余分な垢や老廃物が落ちた頃合いで鳴美さんの反応を知りたくなった私は、鏡越しに彼女の表情を確認しようと覗き込む。鏡は湯気で結露しており、はっきりと全貌は見えない。なんとしてでも表情をこの目に焼き付けたかった私は、泡の付着した手の甲で瞼をこすった。

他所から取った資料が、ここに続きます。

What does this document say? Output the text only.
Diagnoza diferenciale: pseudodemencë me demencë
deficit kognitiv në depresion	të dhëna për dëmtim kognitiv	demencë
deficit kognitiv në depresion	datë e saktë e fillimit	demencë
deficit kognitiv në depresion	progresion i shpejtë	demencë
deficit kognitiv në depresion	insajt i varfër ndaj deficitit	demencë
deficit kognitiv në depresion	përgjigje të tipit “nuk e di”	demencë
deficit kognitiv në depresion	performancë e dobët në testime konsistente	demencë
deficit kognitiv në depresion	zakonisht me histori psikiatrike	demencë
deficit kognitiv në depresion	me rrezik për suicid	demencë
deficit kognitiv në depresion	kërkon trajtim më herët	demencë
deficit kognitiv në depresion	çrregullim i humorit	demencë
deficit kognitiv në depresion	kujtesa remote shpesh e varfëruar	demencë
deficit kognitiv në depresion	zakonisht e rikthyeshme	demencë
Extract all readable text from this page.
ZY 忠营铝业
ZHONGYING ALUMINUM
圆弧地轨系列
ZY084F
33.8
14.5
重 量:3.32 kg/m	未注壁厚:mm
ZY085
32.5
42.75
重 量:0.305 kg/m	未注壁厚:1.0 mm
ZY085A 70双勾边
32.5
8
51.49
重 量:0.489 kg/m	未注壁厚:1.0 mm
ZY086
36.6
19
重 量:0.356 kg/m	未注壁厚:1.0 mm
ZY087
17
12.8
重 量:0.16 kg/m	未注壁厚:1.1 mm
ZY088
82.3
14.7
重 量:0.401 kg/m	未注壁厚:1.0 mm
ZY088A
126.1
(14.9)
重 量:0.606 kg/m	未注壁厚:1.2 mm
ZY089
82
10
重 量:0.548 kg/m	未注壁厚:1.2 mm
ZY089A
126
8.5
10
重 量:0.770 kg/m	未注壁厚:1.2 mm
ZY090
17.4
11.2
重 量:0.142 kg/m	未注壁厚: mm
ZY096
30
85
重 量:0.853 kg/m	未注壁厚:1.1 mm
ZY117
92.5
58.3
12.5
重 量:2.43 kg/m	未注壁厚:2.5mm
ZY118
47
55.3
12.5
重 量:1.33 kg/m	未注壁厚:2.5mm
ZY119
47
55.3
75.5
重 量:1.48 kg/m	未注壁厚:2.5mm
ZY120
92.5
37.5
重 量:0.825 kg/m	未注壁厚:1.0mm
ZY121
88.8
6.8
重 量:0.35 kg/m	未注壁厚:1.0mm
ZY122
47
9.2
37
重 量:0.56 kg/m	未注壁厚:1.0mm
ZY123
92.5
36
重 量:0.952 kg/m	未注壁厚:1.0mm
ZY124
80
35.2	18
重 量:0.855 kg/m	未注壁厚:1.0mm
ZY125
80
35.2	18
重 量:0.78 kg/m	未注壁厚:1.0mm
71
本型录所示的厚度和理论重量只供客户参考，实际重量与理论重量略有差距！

しかし、その軽率な行動が私を後悔させることになるとは夢想だにしなかった。
再び開いた私の目に飛び込んで来たのは、濃い口紅を塗っているかのごとく赤く染まった口元だった。番台で出会った瞬間を思い返してみると、確かに鳴美さんは素敵な口紅を塗っていた。しかし、このようにシャワーを浴び続けていると、いくら頑固な紅でも薄くなるはずである。眼球を狙って跳ねる飛沫をふさぎながら鏡を注視すると、あまりの恐怖に私は腰を抜かしてしまった。
「ひ、ひぃっ!?」
鏡に映っていたのは、常人であり得ないほどに裂けた血みどろの口であった。鏡越しの彼女の口が両側にぱっくりと裂け、それも両耳にまで到達するように深い。信じられない光景を目の当たりにして尻もちをつくと、お気に入りのスカートが湯にさらされてしまった。
「ど、どうしたんだい!?そんなに怯えて…」
「い、いえ…少し、疲れてるみたいで」
「お疲れのところ悪いのだけれど、私にもお願いできますか?」
隣でトリートメントを髪に馴染ませていた神羅さんも、こちらに振り返る。鳴美さんよりも少し座高があるように思える彼女は、申し訳なさそうに眉を下げながら私に微笑みかけた。
「わ、わかりました…」
疲労のせいか、脳裏にこびりついた衝撃を払拭しようとするも、なかなか離れてくれない。泡のついた鳴美さんの背中を流した後、すぐさま私は隣の神羅さんの背中を濡らし始めた。彼女の背中は広く、壮大な海洋を想像させるぬくもりが感じられ、先ほどよりも洗いがいのある背中だ。
「番台さん、お上手ですね」
「ありがとう…ございます」
吐息まじりに褒めてくれた神羅さんに、私はぎこちなく言葉を返した。また同じように鏡越しに怖い物を見てしまうのではと、警戒心が芽生えてしまったのである。しかし人間の好奇心は恐ろしいもので、彼女の表情を確かめたい自分がいた。
怖いもの見たさに負けて鏡を覗くと、そこには何の
顔の正面に鏡があるのにも関わらず、顔が映らないとはどういうことなのか。神羅さんの頭の位置と見比べてみるも、本来あるべき顔面が鏡に映っていない。鏡には、血を抜いたように青白い胸腹部だけがこちらを覗いている。